There are serious benefits to in-person communication. I believe it’s the only way to align your team with your business’ strategic objectives. It’s also the best way for your team members to feel connected with one another.
Our Product and Engineering organizations at ThinkingPhones is spread across four different cities. Here’s how, when, and why we bake physical meetings into our team’s schedule.
Start with Video
To bridge the physical gap with our coworkers, we use video conferencing. It’s the only acceptable alternative to meeting face-to-face.
Video makes remote working way more efficient than just using texting or a conference call. Effective, to us, is a measurable reduction of time in meetings and increased engagement in the actual meeting content. Video helps us do both those things.
We use Fuze, a video collaboration product of ours. I use it for 90% of my remote meetings.
If your teams are spread out, make video meetings a requirement.
Get on the Calendar
Put scheduled meetings into a calendar so all participants don’t miss or forget anything. It sounds simple, but it makes a difference.
My directors and I get together every four weeks for a leadership meeting. We do it in-person and rotate which office hosts the meeting. Besides getting together, we also prepare. We keep a rolling agenda in a Google Doc. If we have something new to brainstorm, we add it.
By sharing an ever-evolving agenda, we get important items out of our email and in front of our team. It’s reduced my stress levels a lot.
Now, we’re experimenting with something new: Breather spaces. Vacating the office lets us physically and emotionally leave our day-to-day issues behind to focus on the tasks at hand.
Kickoff New Products in Person
Whenever we’re about to start a new product development effort, I ask myself a question: is it worth it to get together all the key stakeholders? For the big projects, definitely.
Two days of working on a whiteboard side-by-side will replace weeks of struggle. It’s a lot easier to align on design principles and key technical decisions when you can hash out minute details with your colleagues in the room.
When I travel to our different offices, I try to squeeze in one or two customer house calls. It might cost me an extra day, but meeting with them is far too important. Catching up on the phone won’t substitute.
Budget for It
We’ve already walked through why it’s necessary to get together. You need to plan if you want those meetings to happen. Flights, hotels, and Uber rides cost money. It adds up quickly. Figure out how much money you’ll need, set it aside, and maximize those trips.
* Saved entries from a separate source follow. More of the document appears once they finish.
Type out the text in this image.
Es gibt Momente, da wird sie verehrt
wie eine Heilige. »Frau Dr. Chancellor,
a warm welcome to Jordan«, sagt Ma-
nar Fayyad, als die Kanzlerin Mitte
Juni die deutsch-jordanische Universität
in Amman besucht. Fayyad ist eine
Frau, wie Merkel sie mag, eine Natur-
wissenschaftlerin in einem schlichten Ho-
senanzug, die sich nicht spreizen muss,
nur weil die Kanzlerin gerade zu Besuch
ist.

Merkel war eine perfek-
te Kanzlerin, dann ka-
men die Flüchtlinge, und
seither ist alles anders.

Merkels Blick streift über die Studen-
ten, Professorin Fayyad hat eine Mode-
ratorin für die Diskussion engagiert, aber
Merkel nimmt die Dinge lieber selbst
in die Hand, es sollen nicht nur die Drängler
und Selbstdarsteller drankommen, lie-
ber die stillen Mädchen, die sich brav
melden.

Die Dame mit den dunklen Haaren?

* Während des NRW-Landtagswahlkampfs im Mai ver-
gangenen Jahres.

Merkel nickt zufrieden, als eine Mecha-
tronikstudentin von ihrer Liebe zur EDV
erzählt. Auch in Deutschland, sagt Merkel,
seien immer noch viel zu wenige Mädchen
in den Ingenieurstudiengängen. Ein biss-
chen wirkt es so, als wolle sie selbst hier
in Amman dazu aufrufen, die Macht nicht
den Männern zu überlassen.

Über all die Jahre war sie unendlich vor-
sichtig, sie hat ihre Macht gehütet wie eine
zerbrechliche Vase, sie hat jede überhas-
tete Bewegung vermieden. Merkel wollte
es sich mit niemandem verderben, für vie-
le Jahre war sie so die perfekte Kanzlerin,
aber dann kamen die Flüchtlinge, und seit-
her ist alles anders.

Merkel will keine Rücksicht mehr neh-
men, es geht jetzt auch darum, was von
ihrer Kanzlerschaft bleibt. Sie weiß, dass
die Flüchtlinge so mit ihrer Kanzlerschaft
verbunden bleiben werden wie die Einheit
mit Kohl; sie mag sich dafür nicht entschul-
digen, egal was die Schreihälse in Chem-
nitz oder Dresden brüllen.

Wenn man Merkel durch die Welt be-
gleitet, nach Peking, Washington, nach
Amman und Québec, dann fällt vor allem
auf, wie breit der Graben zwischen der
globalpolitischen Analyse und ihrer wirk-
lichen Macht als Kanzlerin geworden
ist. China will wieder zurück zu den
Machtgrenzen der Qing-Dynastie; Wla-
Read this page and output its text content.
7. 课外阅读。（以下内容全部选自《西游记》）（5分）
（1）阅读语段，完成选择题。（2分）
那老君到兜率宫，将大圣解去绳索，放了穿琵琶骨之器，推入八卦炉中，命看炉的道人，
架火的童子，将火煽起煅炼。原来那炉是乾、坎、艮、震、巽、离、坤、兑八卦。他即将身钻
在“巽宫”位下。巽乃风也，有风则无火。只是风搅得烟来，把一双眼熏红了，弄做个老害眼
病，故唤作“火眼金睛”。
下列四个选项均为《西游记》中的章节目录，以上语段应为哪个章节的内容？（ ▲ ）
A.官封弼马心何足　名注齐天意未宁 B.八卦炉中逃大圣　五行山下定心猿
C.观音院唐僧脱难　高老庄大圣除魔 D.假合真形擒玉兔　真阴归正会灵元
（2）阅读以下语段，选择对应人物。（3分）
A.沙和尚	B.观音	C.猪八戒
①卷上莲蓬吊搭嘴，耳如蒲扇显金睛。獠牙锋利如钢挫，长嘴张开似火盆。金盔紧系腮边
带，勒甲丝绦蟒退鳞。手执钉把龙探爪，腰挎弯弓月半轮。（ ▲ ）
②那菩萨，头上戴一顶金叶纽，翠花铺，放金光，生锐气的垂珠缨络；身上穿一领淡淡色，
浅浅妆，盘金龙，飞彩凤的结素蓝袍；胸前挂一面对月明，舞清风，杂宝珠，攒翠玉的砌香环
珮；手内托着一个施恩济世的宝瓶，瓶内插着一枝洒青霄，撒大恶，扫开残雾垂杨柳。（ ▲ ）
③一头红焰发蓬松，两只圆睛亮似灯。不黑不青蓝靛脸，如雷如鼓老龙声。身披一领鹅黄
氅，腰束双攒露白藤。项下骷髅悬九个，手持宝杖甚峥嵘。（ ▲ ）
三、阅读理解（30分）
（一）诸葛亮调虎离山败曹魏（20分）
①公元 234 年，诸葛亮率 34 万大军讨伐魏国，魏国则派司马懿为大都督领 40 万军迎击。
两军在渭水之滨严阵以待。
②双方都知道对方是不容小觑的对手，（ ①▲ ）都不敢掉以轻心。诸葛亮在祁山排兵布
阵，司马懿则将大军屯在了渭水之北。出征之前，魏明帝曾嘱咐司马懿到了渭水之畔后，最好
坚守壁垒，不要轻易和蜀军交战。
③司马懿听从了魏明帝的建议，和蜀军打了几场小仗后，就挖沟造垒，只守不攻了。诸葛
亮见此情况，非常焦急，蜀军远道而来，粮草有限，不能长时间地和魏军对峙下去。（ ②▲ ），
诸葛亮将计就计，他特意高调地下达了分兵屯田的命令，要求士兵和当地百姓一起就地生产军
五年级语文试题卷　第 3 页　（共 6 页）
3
If you don’t budget these costs, you’ll never have the opportunity to meet with your colleagues in the flesh.
Face-to-face meetings allow your distributed teams to really connect. If you care about business results or team chemistry, then you must plan for it.
I agree. So much is communicated through body language and what is said beyond words. This stuff gets missed on a phone call unless the listener is super tuned in. As a coach, I’ve become keenly aware of this.
It’s said that only 7% of information is communicated through the words being spoken, the rest is through vocal tonality and the body language. We learn a lot through observation, it’s the reason why humans are such social beings. So while I am a huge fan of remote work (and 90+% of my coaching is done remotely), having in-person interaction serves a huge purpose, particularly when teams are first forming or important decisions need to be made.